The official Django Documentation gives us something like this:

from django.core.paginator import Paginator
my_list = MyModel.objects.all()
p = Paginator(my_list, 10)

But. What if I have to paginate 1 million of rows? It's not so efficient to load the 1 million rows with MyModel.objects.all() every time I want to view a single paginated page.

Is there a more efficient way to do this without the need of call objects.all() to make a simple pagination?

Upvotes: 1

Views: 1915

Answers (1)

Ian Clelland
Ian Clelland

Reputation: 44112

MyModel.objects.all() doesn't actually load all of the objects. It could potentially load all of them, but until you actually perform an action that requires it to be evaluated, it won't do anything.

The Paginator will almost certainly add some limits on that query set.
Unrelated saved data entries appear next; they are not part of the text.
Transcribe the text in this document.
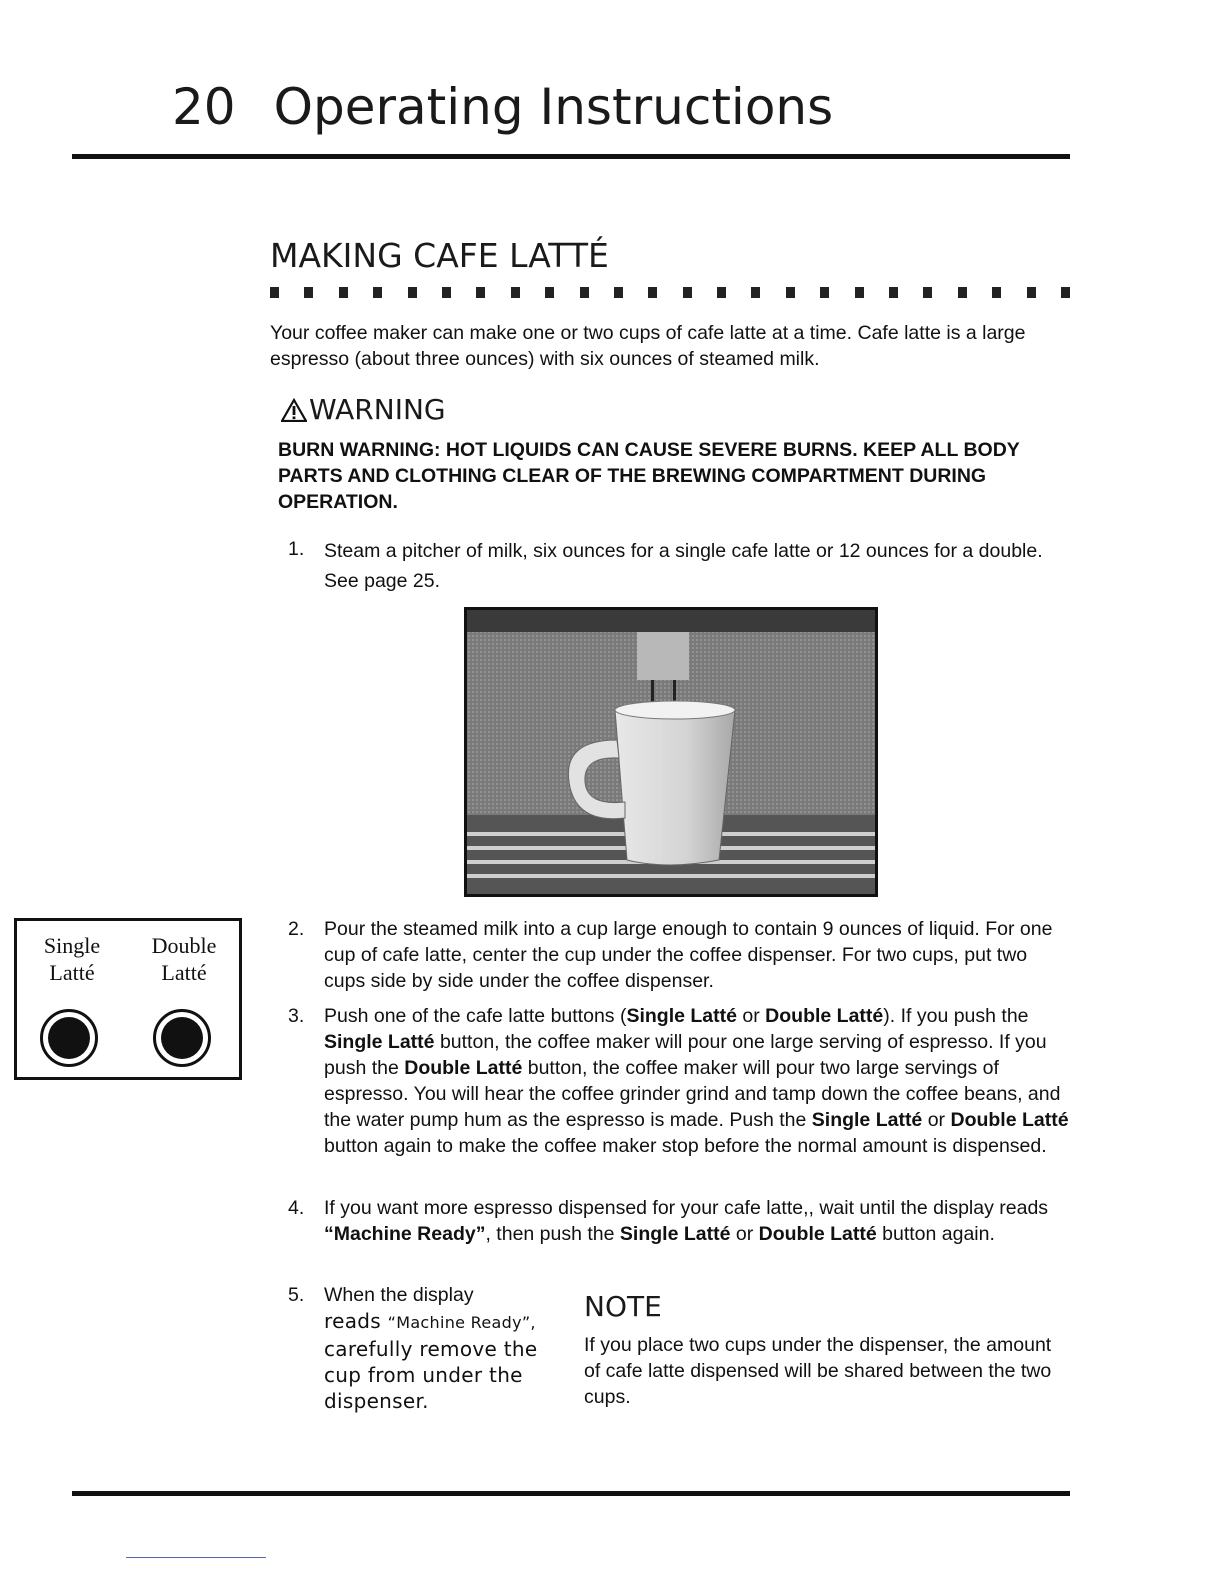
20 Operating Instructions
MAKING CAFE LATTÉ
Your coffee maker can make one or two cups of cafe latte at a time. Cafe latte is a large espresso (about three ounces) with six ounces of steamed milk.
WARNING
BURN WARNING: HOT LIQUIDS CAN CAUSE SEVERE BURNS. KEEP ALL BODY PARTS AND CLOTHING CLEAR OF THE BREWING COMPARTMENT DURING OPERATION.
1. Steam a pitcher of milk, six ounces for a single cafe latte or 12 ounces for a double. See page 25.
2. Pour the steamed milk into a cup large enough to contain 9 ounces of liquid. For one cup of cafe latte, center the cup under the coffee dispenser. For two cups, put two cups side by side under the coffee dispenser.
3. Push one of the cafe latte buttons (Single Latté or Double Latté). If you push the Single Latté button, the coffee maker will pour one large serving of espresso. If you push the Double Latté button, the coffee maker will pour two large servings of espresso. You will hear the coffee grinder grind and tamp down the coffee beans, and the water pump hum as the espresso is made. Push the Single Latté or Double Latté button again to make the coffee maker stop before the normal amount is dispensed.
4. If you want more espresso dispensed for your cafe latte,, wait until the display reads “Machine Ready”, then push the Single Latté or Double Latté button again.
5. When the display
reads “Machine Ready”,
carefully remove the
cup from under the
dispenser.
NOTE
If you place two cups under the dispenser, the amount of cafe latte dispensed will be shared between the two cups.
Single
Latté
Double
Latté
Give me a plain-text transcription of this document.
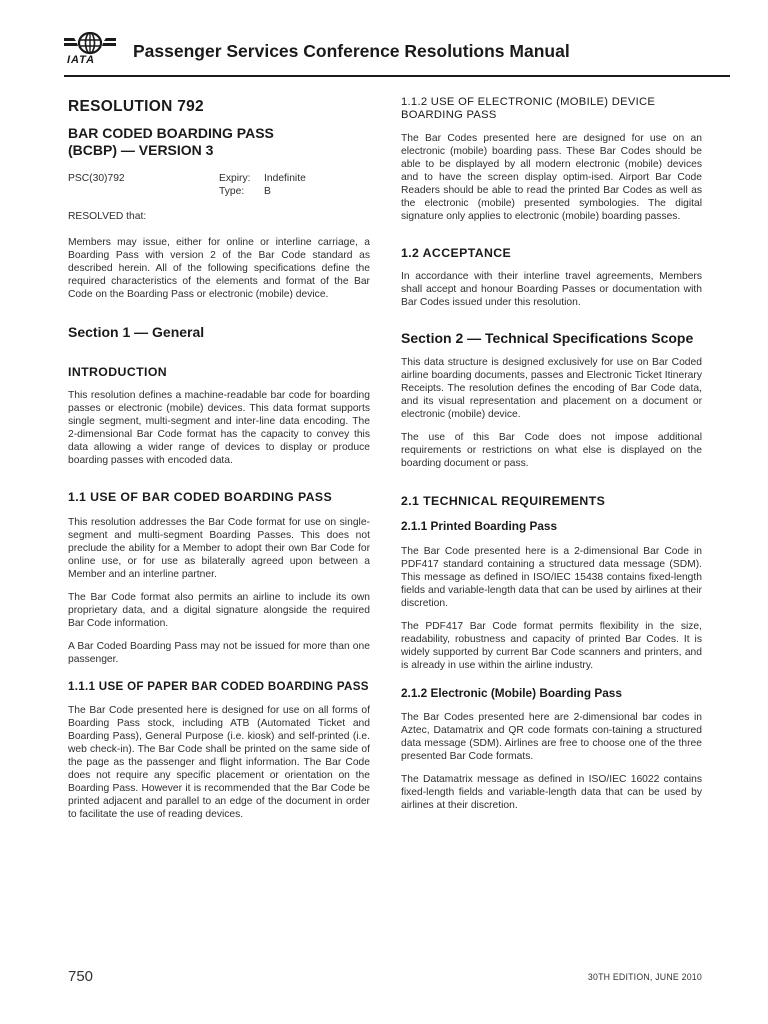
IATA Passenger Services Conference Resolutions Manual
RESOLUTION 792
BAR CODED BOARDING PASS
(BCBP) — VERSION 3
PSC(30)792	Expiry: Indefinite
Type: B

RESOLVED that:

Members may issue, either for online or interline carriage, a Boarding Pass with version 2 of the Bar Code standard as described herein. All of the following specifications define the required characteristics of the elements and format of the Bar Code on the Boarding Pass or electronic (mobile) device.

Section 1 — General
INTRODUCTION

This resolution defines a machine-readable bar code for boarding passes or electronic (mobile) devices. This data format supports single segment, multi-segment and inter-line data encoding. The 2-dimensional Bar Code format has the capacity to convey this data allowing a wider range of devices to display or produce boarding passes with encoded data.

1.1 USE OF BAR CODED BOARDING PASS

This resolution addresses the Bar Code format for use on single-segment and multi-segment Boarding Passes. This does not preclude the ability for a Member to adopt their own Bar Code for online use, or for use as bilaterally agreed upon between a Member and an interline partner.

The Bar Code format also permits an airline to include its own proprietary data, and a digital signature alongside the required Bar Code information.

A Bar Coded Boarding Pass may not be issued for more than one passenger.

1.1.1 USE OF PAPER BAR CODED BOARDING PASS

The Bar Code presented here is designed for use on all forms of Boarding Pass stock, including ATB (Automated Ticket and Boarding Pass), General Purpose (i.e. kiosk) and self-printed (i.e. web check-in). The Bar Code shall be printed on the same side of the page as the passenger and flight information. The Bar Code does not require any specific placement or orientation on the Boarding Pass. However it is recommended that the Bar Code be printed adjacent and parallel to an edge of the document in order to facilitate the use of reading devices.

1.1.2 USE OF ELECTRONIC (MOBILE) DEVICE BOARDING PASS

The Bar Codes presented here are designed for use on an electronic (mobile) boarding pass. These Bar Codes should be able to be displayed by all modern electronic (mobile) devices and to have the screen display optim-ised. Airport Bar Code Readers should be able to read the printed Bar Codes as well as the electronic (mobile) presented symbologies. The digital signature only applies to electronic (mobile) boarding passes.

1.2 ACCEPTANCE

In accordance with their interline travel agreements, Members shall accept and honour Boarding Passes or documentation with Bar Codes issued under this resolution.

Section 2 — Technical Specifications Scope

This data structure is designed exclusively for use on Bar Coded airline boarding documents, passes and Electronic Ticket Itinerary Receipts. The resolution defines the encoding of Bar Code data, and its visual representation and placement on a document or electronic (mobile) device.

The use of this Bar Code does not impose additional requirements or restrictions on what else is displayed on the boarding document or pass.

2.1 TECHNICAL REQUIREMENTS
2.1.1 Printed Boarding Pass

The Bar Code presented here is a 2-dimensional Bar Code in PDF417 standard containing a structured data message (SDM). This message as defined in ISO/IEC 15438 contains fixed-length fields and variable-length data that can be used by airlines at their discretion.

The PDF417 Bar Code format permits flexibility in the size, readability, robustness and capacity of printed Bar Codes. It is widely supported by current Bar Code scanners and printers, and is already in use within the airline industry.

2.1.2 Electronic (Mobile) Boarding Pass

The Bar Codes presented here are 2-dimensional bar codes in Aztec, Datamatrix and QR code formats con-taining a structured data message (SDM). Airlines are free to choose one of the three presented Bar Code formats.

The Datamatrix message as defined in ISO/IEC 16022 contains fixed-length fields and variable-length data that can be used by airlines at their discretion.

750	30TH EDITION, JUNE 2010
For example, using array-slicing notation, it can create a new object, like this

my_list = MyModel.objects.all()
smaller_list = my_list[100:200]

That will create a different query set, which will only request 100 items from the database. Or calling .count() on the original query set, which will just instruct the database to return the number of rows in the table.

You would have to do something that requires all of the objects to be retrieved, like calling

list(my_list)

to get 1000000 rows to be transferred from the database to Python.